Could work, would work
Gibbs

GAYS MILLS - Jobs, jobs, jobs.   It’s a recurrent and default theme among politicians of every stripe.  There is a constant appeal to and reverence for “hard-working Americans.” Witness the sort of embarrassing contortions the Badger State has gone through to woo and win the Asian technology giant Foxconn.  

And does anyone else see the irony in the very name composed of the words “fox” and “conn?” The reported 13,000 (lucky number?) jobs that this enterprise may potentially provide has people excited, some for and some against. The $3 billion that we will be using to encourage these jobs, money that we didn’t know we had, works out to around $230,000 per job. Business people wonder where the workers will come from.

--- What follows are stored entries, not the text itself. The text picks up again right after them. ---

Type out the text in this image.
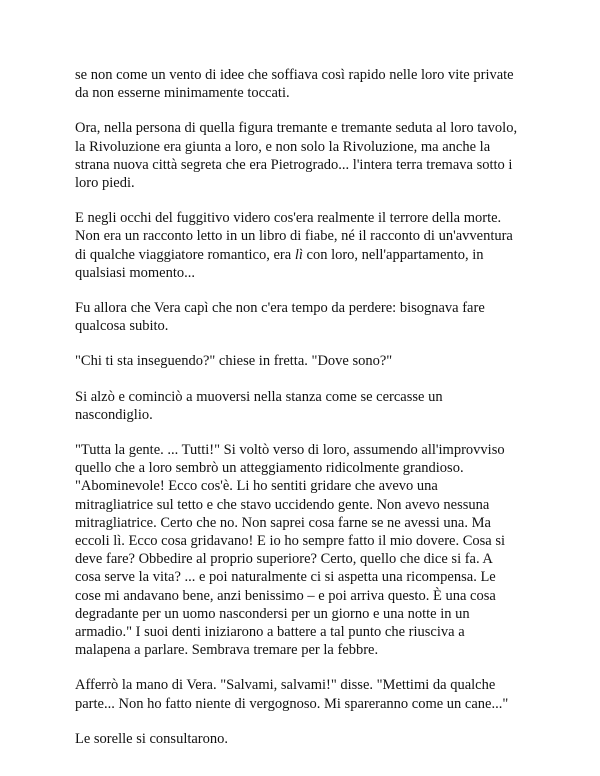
se non come un vento di idee che soffiava così rapido nelle loro vite private
da non esserne minimamente toccati.

Ora, nella persona di quella figura tremante e tremante seduta al loro tavolo,
la Rivoluzione era giunta a loro, e non solo la Rivoluzione, ma anche la
strana nuova città segreta che era Pietrogrado... l'intera terra tremava sotto i
loro piedi.

E negli occhi del fuggitivo videro cos'era realmente il terrore della morte.
Non era un racconto letto in un libro di fiabe, né il racconto di un'avventura
di qualche viaggiatore romantico, era lì con loro, nell'appartamento, in
qualsiasi momento...

Fu allora che Vera capì che non c'era tempo da perdere: bisognava fare
qualcosa subito.

"Chi ti sta inseguendo?" chiese in fretta. "Dove sono?"

Si alzò e cominciò a muoversi nella stanza come se cercasse un
nascondiglio.

"Tutta la gente. ... Tutti!" Si voltò verso di loro, assumendo all'improvviso
quello che a loro sembrò un atteggiamento ridicolmente grandioso.
"Abominevole! Ecco cos'è. Li ho sentiti gridare che avevo una
mitragliatrice sul tetto e che stavo uccidendo gente. Non avevo nessuna
mitragliatrice. Certo che no. Non saprei cosa farne se ne avessi una. Ma
eccoli lì. Ecco cosa gridavano! E io ho sempre fatto il mio dovere. Cosa si
deve fare? Obbedire al proprio superiore? Certo, quello che dice si fa. A
cosa serve la vita? ... e poi naturalmente ci si aspetta una ricompensa. Le
cose mi andavano bene, anzi benissimo – e poi arriva questo. È una cosa
degradante per un uomo nascondersi per un giorno e una notte in un
armadio." I suoi denti iniziarono a battere a tal punto che riusciva a
malapena a parlare. Sembrava tremare per la febbre.

Afferrò la mano di Vera. "Salvami, salvami!" disse. "Mettimi da qualche
parte... Non ho fatto niente di vergognoso. Mi spareranno come un cane..."

Le sorelle si consultarono.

There’s a line in a song by Merle Haggard that I like. Like a good lyric is designed to do, it sticks in my mind.  The song is ‘Are the Good Times Really Over for Good?’ and the line is “when a man who could work still would.” Ah, yes, country music, otherwise known as three chords and the truth. That nugget of hard-won wisdom applies to us today. If a person wants to work today, there are jobs available. Many jobs go begging.

The fact is we are close to full employment, back from the doldrums of the Great Recession. Workers of any kind are difficult for employers to find and harder to keep these days. Blame some of that on the millions of baby boomers who are now retiring and the fact that subsequent generations don’t have the numbers or the skills to fill all the jobs.

According to a recent article in the Wisconsin State Journal, a job fair in Madison had 42 employers offering some 600 jobs. The event wound up with only 46 jobs being filled. It’s true that many jobs that are available are relatively low wage jobs without many benefits, and in those kinds of jobs there is lots of turnover. The kind of jobs that would support a family and offer more security usually require some advanced training or skill.

Regardless of the job, employers are seeking people with “employability skills.” Such things as being at work every day, and on time, being dependable, and having good people skills are always in demand. People from the Midwest have long been known for their “work ethic.”  It’s as if we all grew up on farms doing chores since an early age. The farm background chore part is no longer true, of course, but the myth endures.

One place that people are really feeling a lack of workers right now is anywhere in the wake of the recent hurricanes. There is a huge need for cleanup and reconstruction in those widespread devastated areas, further exacerbated by a lack of building materials.

Hopefully, anyone who could work, still would.